Nel dibattito attuale sulla separazione delle carriere si inserisce con autorevolezza Sebastiano Ardita, attualmente procuratore aggiunto presso il Tribunale di Catania. Entrato in magistratura nel 1991, ha maturato una lunga esperienza in ambito antimafia come componente della Direzione Distrettuale Antimafia di Catania e successivamente come direttore generale del Dipartimento dell’Amministrazione Penitenziaria, con la responsabilità dell’Ufficio detenuti e dell’attuazione del regime speciale 41‑bis. Ha inoltre ricoperto la carica di consigliere togato al Consiglio Superiore della Magistratura, contribuendo alle riflessioni istituzionali sulle riforme della magistratura e sulla posizione del pubblico ministero, e ha collaborato come consulente con la Commissione Parlamentare Antimafia nella redazione di documenti di indagine sulle attività criminali nella provincia di Catania. Autore di numerosi saggi, tra cui Ricatto allo Stato,(Sperling & Kupfer 2011),  Catania bene (Mondadori 2015),  Cosa Nostra S.p.A (PaperFirst 2020).

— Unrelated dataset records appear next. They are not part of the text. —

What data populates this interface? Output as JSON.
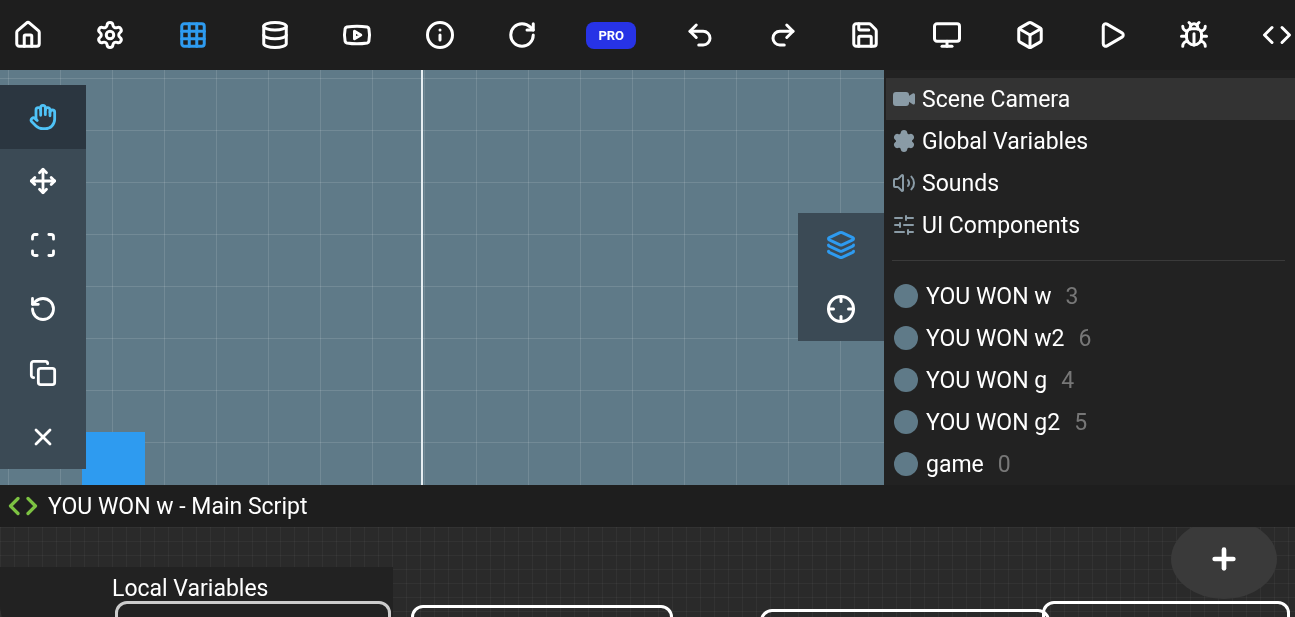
{
  "toolbar": [
    {
      "kind": "icon",
      "selected": false
    },
    {
      "kind": "icon",
      "selected": false
    },
    {
      "kind": "icon",
      "selected": true
    },
    {
      "kind": "icon",
      "selected": false
    },
    {
      "kind": "icon",
      "selected": false
    },
    {
      "kind": "icon",
      "selected": false
    },
    {
      "kind": "icon",
      "selected": false
    },
    {
      "kind": "badge",
      "label": "PRO",
      "selected": false
    },
    {
      "kind": "icon",
      "selected": false
    },
    {
      "kind": "icon",
      "selected": false
    },
    {
      "kind": "icon",
      "selected": false
    },
    {
      "kind": "icon",
      "selected": false
    },
    {
      "kind": "icon",
      "selected": false
    },
    {
      "kind": "icon",
      "selected": false
    },
    {
      "kind": "icon",
      "selected": false
    },
    {
      "kind": "icon",
      "selected": false
    }
  ],
  "tool_palette": [
    {
      "selected": true
    },
    {
      "selected": false
    },
    {
      "selected": false
    },
    {
      "selected": false
    },
    {
      "selected": false
    },
    {
      "selected": false
    }
  ],
  "view_controls": [
    {
      "selected": true
    },
    {
      "selected": false
    }
  ],
  "sidebar": {
    "items": [
      {
        "label": "Scene Camera",
        "selected": true
      },
      {
        "label": "Global Variables",
        "selected": false
      },
      {
        "label": "Sounds",
        "selected": false
      },
      {
        "label": "UI Components",
        "selected": false
      }
    ],
    "objects": [
      {
        "name": "YOU WON w",
        "count": "3",
        "selected": false
      },
      {
        "name": "YOU WON w2",
        "count": "6",
        "selected": false
      },
      {
        "name": "YOU WON g",
        "count": "4",
        "selected": false
      },
      {
        "name": "YOU WON g2",
        "count": "5",
        "selected": false
      },
      {
        "name": "game",
        "count": "0",
        "selected": false
      }
    ]
  },
  "script_bar": {
    "title": "YOU WON w - Main Script"
  },
  "script_area": {
    "panel_title": "Local Variables"
  }
}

Ardita ha più volte espresso la sua contrarietà alla separazione delle carriere, sostenendo che la subordinazione del pubblico ministero al potere politico comprometterebbe l’indipendenza e l’efficacia della magistratura nella lotta alla criminalità organizzata.

Nel suo libro Al di sopra della legge  – Come la mafia comanda dal carcere (Solferino 2022) il magistrato richiama lo Stato a una giustizia davvero impermeabile sottolineando come l’unità della giurisdizione rappresenti un presidio di libertà e una difesa dall’assoggettamento della giustizia alla politica. Ardita ritiene che la riforma, se applicata senza adeguate garanzie, possa minare la capacità della magistratura di resistere alle pressioni del potere, riducendo l’efficacia dell’azione penale soprattutto nei territori in cui lo Stato deve mantenere la propria solidità.

Pur operando in contesti storici profondamente differenti, Sebastiano Ardita si colloca in continuità sostanziale con l’impostazione di Giovanni Falcone in materia di assetto ordinamentale della magistratura e, in particolare, sul tema della separazione delle carriere tra magistratura requirente e magistratura giudicante.

Ribadendo questo principio, Ardita ha dichiarato:

“È un errore colossale pensare che separare le carriere possa rendere il pubblico ministero più rispondente alle esigenze della collettività… Un pubblico ministero sganciato dalla giurisdizione rischierebbe di rispondere a logiche di polizia.”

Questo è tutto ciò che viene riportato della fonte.